Rights of access, correction, erasure, and restriction

Under certain circumstances, by law you have the right to:

• Request access to your personal information.
• Request correction of the personal information that we hold about you.
• Request erasure of your personal information.
• Object to processing of your personal information where we are relying on a legitimate interest (or those of a third party) and there is something about your particular situation which makes you want to object to processing on this ground.
• Request the restriction of processing of your personal information.
• Request the transfer of your personal information to another party.

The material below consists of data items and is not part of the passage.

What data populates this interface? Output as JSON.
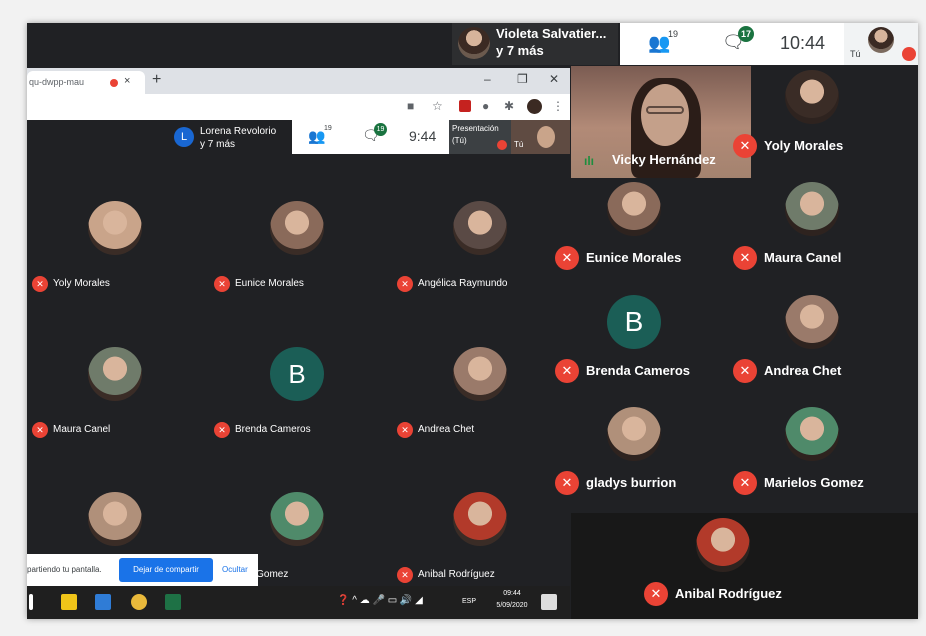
{
  "top_bar": {
    "presenter_name": "Violeta Salvatier...",
    "presenter_more": "y 7 más",
    "people_count": "19",
    "chat_count": "17",
    "time": "10:44",
    "you_label": "Tú"
  },
  "browser": {
    "tab_url": "qu-dwpp-mau",
    "tab_close": "×",
    "new_tab": "+",
    "win_min": "–",
    "win_max": "❐",
    "win_close": "✕"
  },
  "inner_meet": {
    "chip_letter": "L",
    "presenter_name": "Lorena Revolorio",
    "presenter_more": "y 7 más",
    "people_count": "19",
    "chat_count": "19",
    "time": "9:44",
    "presentation_label": "Presentación",
    "presentation_you": "(Tú)",
    "you_label": "Tú"
  },
  "left_grid": [
    {
      "name": "Yoly Morales",
      "type": "photo"
    },
    {
      "name": "Eunice Morales",
      "type": "photo"
    },
    {
      "name": "Angélica Raymundo",
      "type": "photo"
    },
    {
      "name": "Maura Canel",
      "type": "photo"
    },
    {
      "name": "Brenda Cameros",
      "type": "letter",
      "letter": "B"
    },
    {
      "name": "Andrea Chet",
      "type": "photo"
    },
    {
      "name": "",
      "type": "photo"
    },
    {
      "name": "elos Gomez",
      "type": "photo"
    },
    {
      "name": "Anibal Rodríguez",
      "type": "photo"
    }
  ],
  "share_bar": {
    "message": "partiendo tu pantalla.",
    "stop_button": "Dejar de compartir",
    "hide_button": "Ocultar"
  },
  "taskbar": {
    "lang": "ESP",
    "time": "09:44",
    "date": "5/09/2020"
  },
  "right_grid": {
    "speaker": "Vicky Hernández",
    "tiles": [
      {
        "name": "Yoly Morales",
        "type": "photo"
      },
      {
        "name": "Eunice Morales",
        "type": "photo"
      },
      {
        "name": "Maura Canel",
        "type": "photo"
      },
      {
        "name": "Brenda Cameros",
        "type": "letter",
        "letter": "B"
      },
      {
        "name": "Andrea Chet",
        "type": "photo"
      },
      {
        "name": "gladys burrion",
        "type": "photo"
      },
      {
        "name": "Marielos Gomez",
        "type": "photo"
      },
      {
        "name": "Anibal Rodríguez",
        "type": "photo"
      }
    ]
  },
  "colors": {
    "meet_bg": "#202124",
    "mic_off": "#ea4335",
    "badge": "#1a7340",
    "letter_avatar": "#1b5e56",
    "share_blue": "#1a73e8"
  }
}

If you want to review, verify, correct or request erasure of your personal information, object to the processing of your personal data, or request that we transfer a copy of your personal information to another party, please contact the Human Resources Department in writing.

Students Data

The rights under GDPR belong to the individual to whom the data relates. However, we will often rely on parental consent to process personal data relating to students (if consent is required) unless, given the nature of the processing in question, and the student’s age and understanding, it is more appropriate to rely on the student’s consent.

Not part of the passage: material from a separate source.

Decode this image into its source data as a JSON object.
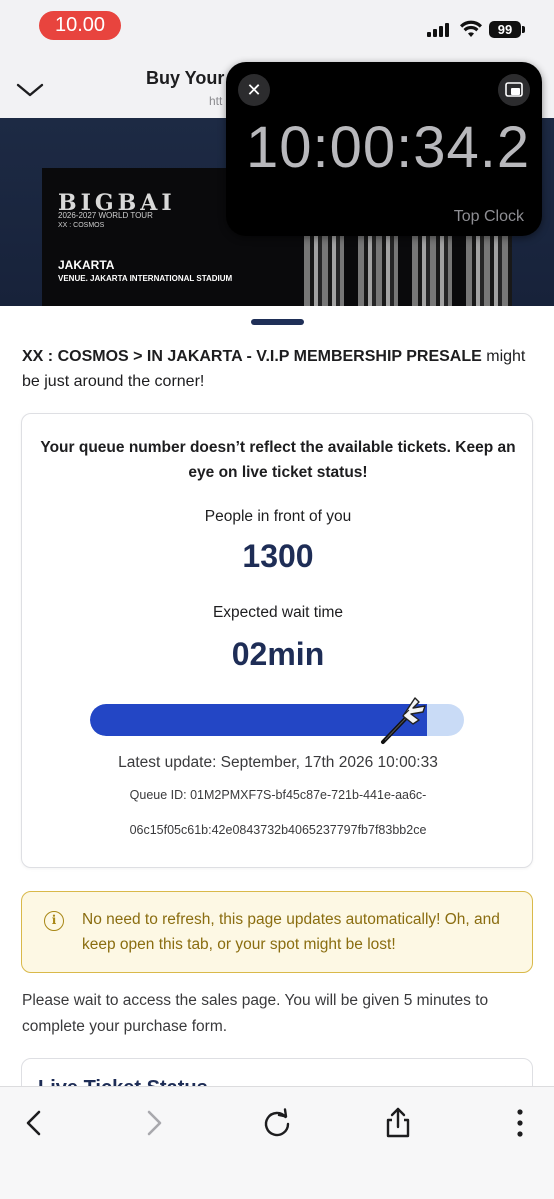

Parents should be aware that in such situations they may not be consulted, depending on the interests of the child, the parents’ rights at law or under their contract, and all the circumstances.

In general, we will assume that students’ consent is not required for ordinary disclosure of their personal data to their parents, e.g. for the purposes of keeping parents informed about the student’s activities, progress and behaviour, and in the interests of the student’s welfare, unless, in the school’s opinion, there is a good reason to do otherwise.

However, where a student seeks to raise concerns confidentially with a member of staff and expressly withholds their agreement to their personal data being disclosed to their parents, we may be under an obligation to maintain confidentiality unless, in our opinion, there is a good reason to do otherwise; for example, where the school believes disclosure will be in the best interests of the student or other students, or is required by law.

Students can make subject access requests for their own personal data, provided that they have sufficient maturity to understand the request they are making. A person with parental responsibility will generally be entitled to make a subject access request on behalf of students, but the information in question is always considered to be the child’s at law. A student of any age may ask a parent or other representative to make a subject access request on their behalf. Moreover (if of sufficient maturity) their consent or authority may need to be sought by the parent making such a request.

Data protection officer

We have appointed a data protection officer (DPO) to oversee compliance with this privacy Notice. If you have any questions about this Privacy Notice or how we handle your personal information, please contact the DPO. You have the right to make a complaint at any time to the Commissioner for the protection of personal data’s Office, the Cyprus supervisory authority for data protection issues.

Changes to this Privacy Notice

We reserve the right to update this Privacy Notice at any time, and we will provide you with a new Privacy Notice when we make any substantial updates. We may also notify you in other ways from time to time about the processing of your personal information.

Our contact details

If you have any questions about this Privacy Notice, please contact our DPO Officer.

To enable us to process your request we may require that you provide us with proof of your identity, such as by providing us with a copy of a valid form of identification. This is to ensure that we appropriately protect the personal data we hold from unauthorised access requests and comply with our security obligations.